Thursday, June 16, 2011

Where's the Great Novel about the War on Terror?


That's the question the Atlantic recently posed.

From the article...

The American war writing tradition is a proud one, and booming in this era of the Global War on Terror—at least in the non-fiction realm. Hundreds of memoirs and press accounts from Iraq and Afghanistan have been published since 9/11. These works run the gamut from personal testimonies of combat (Colby Buzzell's My War and Kayla Williams's Love My Rifle More than You), to attempted explanations as to how and why these wars unfolded the way they did (Donald Rumsfeld's Known and Unknown), to embedded press accounts by correspondents with infantrymen half their age (Sebastian Junger's War) or exiled Iraqi prostitutes (Deborah Amos's Eclipse of the Sunnis.) There has been such a proliferation of non-fiction war writing over the last ten years that it's nearly impossible to talk to anyone in the publishing industry without hearing phrases like "war fatigue" and "market saturation."

Fiction has proven an entirely different animal. Almost a decade after the first bombs were dropped in Afghanistan, even the most avid bookworm would be hard-pressed to identify a war novel that could be considered definitive of this new generation's battles. The explanations for this vary from the esoteric—wars need to end first before fiction writers can fully capture their impact—to the pragmatic: People don't read fiction anymore.

In an email discussion about this issue, Eric Cummings, a literary critic who writes at the military blog On Violence, argued that a memoir-centric publishing industry has played the most instrumental role in stunting the growth of GWOT fiction. However, he continued, "The first draft of war literature tends to be memoirs anyway—it happened during both World Wars ... I'm sure [Iraq and Afghanistan novels] will come. And they will probably be better than the memoirs."

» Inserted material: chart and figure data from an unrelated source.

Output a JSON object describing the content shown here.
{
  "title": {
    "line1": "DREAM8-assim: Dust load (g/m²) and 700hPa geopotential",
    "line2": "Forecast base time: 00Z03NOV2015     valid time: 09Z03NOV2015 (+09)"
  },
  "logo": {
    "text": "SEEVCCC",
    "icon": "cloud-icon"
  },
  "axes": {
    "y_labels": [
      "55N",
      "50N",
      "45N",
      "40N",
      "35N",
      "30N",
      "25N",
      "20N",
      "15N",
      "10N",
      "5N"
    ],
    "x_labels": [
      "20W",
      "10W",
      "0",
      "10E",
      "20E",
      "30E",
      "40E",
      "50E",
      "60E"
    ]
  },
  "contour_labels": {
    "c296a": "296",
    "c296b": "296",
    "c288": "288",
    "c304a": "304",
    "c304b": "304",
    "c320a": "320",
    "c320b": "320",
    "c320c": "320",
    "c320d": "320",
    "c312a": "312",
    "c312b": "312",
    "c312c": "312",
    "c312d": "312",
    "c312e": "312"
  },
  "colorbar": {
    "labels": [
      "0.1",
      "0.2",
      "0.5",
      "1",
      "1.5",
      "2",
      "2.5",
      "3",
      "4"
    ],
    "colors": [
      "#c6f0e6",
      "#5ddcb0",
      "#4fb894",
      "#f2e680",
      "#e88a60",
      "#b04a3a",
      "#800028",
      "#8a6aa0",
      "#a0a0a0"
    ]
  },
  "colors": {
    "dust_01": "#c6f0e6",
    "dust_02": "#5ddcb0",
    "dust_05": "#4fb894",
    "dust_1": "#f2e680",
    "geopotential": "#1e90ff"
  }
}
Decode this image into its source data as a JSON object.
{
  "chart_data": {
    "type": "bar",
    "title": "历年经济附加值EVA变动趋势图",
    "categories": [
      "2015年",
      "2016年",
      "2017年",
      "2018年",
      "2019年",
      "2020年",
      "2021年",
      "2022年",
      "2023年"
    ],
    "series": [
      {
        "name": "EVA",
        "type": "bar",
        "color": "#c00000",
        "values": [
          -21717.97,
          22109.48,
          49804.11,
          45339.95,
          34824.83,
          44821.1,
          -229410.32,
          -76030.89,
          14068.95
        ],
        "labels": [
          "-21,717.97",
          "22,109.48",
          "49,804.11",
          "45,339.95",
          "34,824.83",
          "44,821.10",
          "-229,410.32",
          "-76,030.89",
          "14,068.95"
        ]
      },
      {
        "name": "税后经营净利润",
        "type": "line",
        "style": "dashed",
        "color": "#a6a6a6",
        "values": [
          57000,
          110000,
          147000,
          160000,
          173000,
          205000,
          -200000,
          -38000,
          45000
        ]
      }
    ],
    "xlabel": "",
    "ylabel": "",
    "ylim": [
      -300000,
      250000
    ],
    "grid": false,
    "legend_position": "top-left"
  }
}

There is a lot of evidence to back up the assertion that war fiction takes time. Many all-time classics of the genre, from Erich Maria Remarque's All Quiet on the Western Front to Joseph Heller's Catch-22 to Tim O'Brien's The Things They Carried, took over a decade to pen. And those books seem almost rushed compared to a pair of Vietnam novels that were published in the last year, Karl Marlantes's Mattherhorn and Ken Babbs's Who Shot the Water Buffalo?, both of which took the authors over 40 years to write, rewrite, and publish.